14. Error Recovery

Chapter 14 of 16 · 20 min

Agents fail. Tools return errors, models generate malformed tool arguments, loops run too long, and API keys expire. Error recovery is what separates production agents from demos.

Error categories

  1. Tool errors: Network timeouts, invalid API keys, malformed responses
  2. Parsing errors: Model outputs malformed JSON, wrong argument types
  3. Loop errors: Infinite loop, excessive token usage, stuck in retry
  4. Logic errors: Model calls wrong tool, ignores important results

Recovery strategies

def safe_tool_call(tool: Tool, max_retries: int = 2, **kwargs) -> str:
    """Wrapper with automatic retry and fallback"""
    for attempt in range(max_retries + 1):
        try:
            result = tool.invoke(**kwargs)
            if "Error:" in str(result):
                if attempt < max_retries:
                    continue  # Retry on error
                return f"Failed after {max_retries} retries: {result}"
            return result
        
        except Exception as e:
            if attempt < max_retries:
                time.sleep(2 ** attempt)  # Exponential backoff
                continue
            return f"Unrecoverable error: {e}"
    
    return "Max retries exceeded"

Parrot and re-plan recovery

When the model generates a tool call that cannot be executed, rather than dropping it silently, feed back a structured error and ask the model to re-plan:

def resilient_agent_loop(task: str, tools: list, model):
    messages = [{"role": "user", "content": task}]
    
    for turn in range(10):
        response = model.chat(messages, tools=[t.to_openai_schema() for t in tools])
        
        if response.message.tool_calls:
            for call in response.message.tool_calls:
                tool = tools_by_name.get(call.function.name)
                if not tool:
                    messages.append({
                        "role": "assistant",
                        "content": f"I intended to call '{call.function.name}'"
                    })
                    messages.append({
                        "role": "user",
                        "content": f"That tool is not available.
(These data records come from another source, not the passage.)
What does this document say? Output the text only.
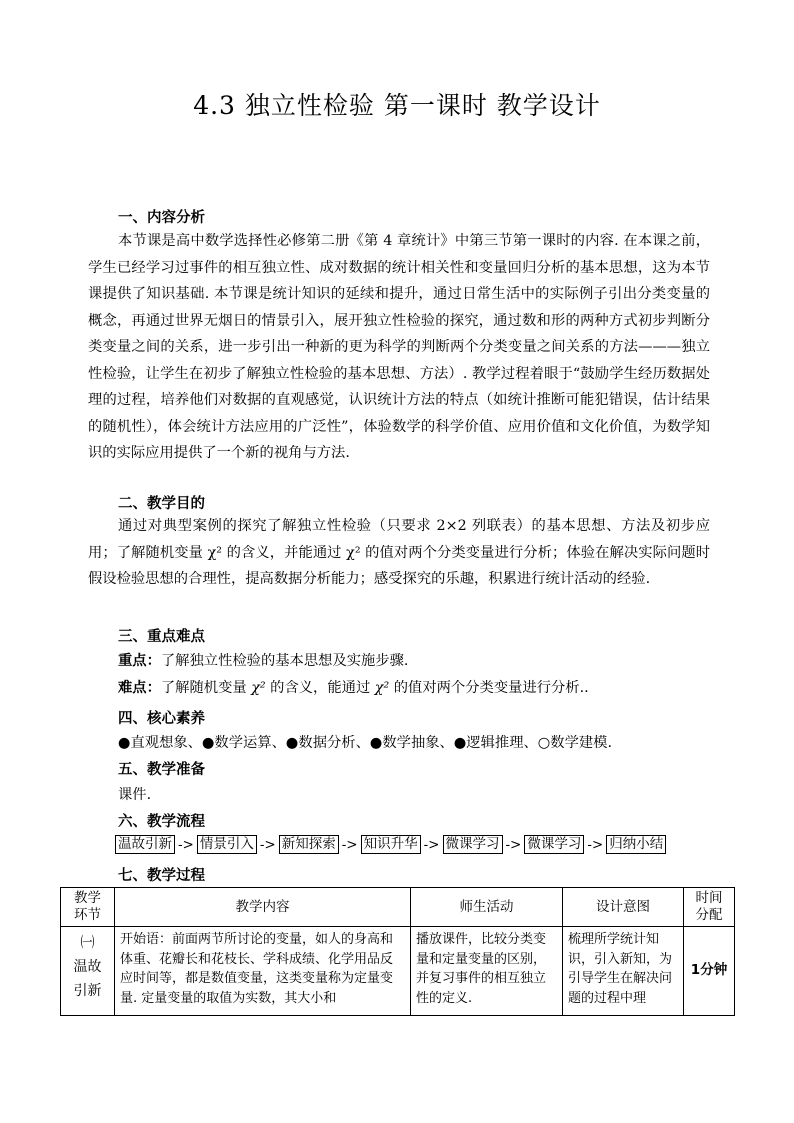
4.3 独立性检验 第一课时 教学设计
一、内容分析

本节课是高中数学选择性必修第二册《第 4 章统计》中第三节第一课时的内容. 在本课之前，学生已经学习过事件的相互独立性、成对数据的统计相关性和变量回归分析的基本思想，这为本节课提供了知识基础. 本节课是统计知识的延续和提升，通过日常生活中的实际例子引出分类变量的概念，再通过世界无烟日的情景引入，展开独立性检验的探究，通过数和形的两种方式初步判断分类变量之间的关系，进一步引出一种新的更为科学的判断两个分类变量之间关系的方法———独立性检验，让学生在初步了解独立性检验的基本思想、方法）. 教学过程着眼于“鼓励学生经历数据处理的过程，培养他们对数据的直观感觉，认识统计方法的特点（如统计推断可能犯错误，估计结果的随机性），体会统计方法应用的广泛性”，体验数学的科学价值、应用价值和文化价值，为数学知识的实际应用提供了一个新的视角与方法.

二、教学目的

通过对典型案例的探究了解独立性检验（只要求 2×2 列联表）的基本思想、方法及初步应用；了解随机变量 χ² 的含义，并能通过 χ² 的值对两个分类变量进行分析；体验在解决实际问题时假设检验思想的合理性，提高数据分析能力；感受探究的乐趣，积累进行统计活动的经验.

三、重点难点
重点：了解独立性检验的基本思想及实施步骤.
难点：了解随机变量 χ² 的含义，能通过 χ² 的值对两个分类变量进行分析..
四、核心素养
●直观想象、●数学运算、●数据分析、●数学抽象、●逻辑推理、○数学建模.
五、教学准备
课件.
六、教学流程
温故引新 -> 情景引入 -> 新知探索 -> 知识升华 -> 微课学习 -> 微课学习 -> 归纳小结
七、教学过程
教学环节	教学内容	师生活动	设计意图	时间分配

㈠
温故引新	开始语：前面两节所讨论的变量，如人的身高和体重、花瓣长和花枝长、学科成绩、化学用品反应时间等，都是数值变量，这类变量称为定量变量. 定量变量的取值为实数，其大小和	播放课件，比较分类变量和定量变量的区别，并复习事件的相互独立性的定义.	梳理所学统计知识，引入新知，为引导学生在解决问题的过程中理	1分钟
Available tools: {list(tools_by_name.keys())}. Please re-think your approach and call a different tool."
                    })
                    continue
                
                result = safe_tool_call(tool, **call.function.arguments)
                messages.append({"role": "tool", "tool_call_id": call.id, "content": result})
        
        else:
            # Model responded without tool call - check if task is done
            if is_task_complete(task, response.message.content):
                return response.message.content
            messages.append({"role": "assistant", "content": response.message.content})
            messages.append({"role": "user", "content": "Please continue with the task."})
    
    return "Max turns reached"

Circuit breakers

Implement circuit breakers to halt execution when error rates are too high:

class CircuitBreaker:
    def __init__(self, failure_threshold: int = 3, timeout_seconds: int = 60):
        self.failures = 0
        self.threshold = failure_threshold
        self.timeout = timeout_seconds
        self.last_failure_time = 0
    
    def record_failure(self):
        self.failures += 1
        self.last_failure_time = time.time()
    
    def record_success(self):
        self.failures = 0
    
    def is_open(self) -> bool:
        if self.failures >= self.threshold:
            elapsed = time.time() - self.last_failure_time
            if elapsed < self.timeout:
                return True
            else:
                self.failures = 0  # Reset after timeout
        return False
EXERCISE

Introduce deliberate errors into the calculator tool (divide by zero, invalid schema, random timeouts). Verify that the resilient agent loop recovers correctly, retries the right number of times, and returns a graceful error message instead of crashing.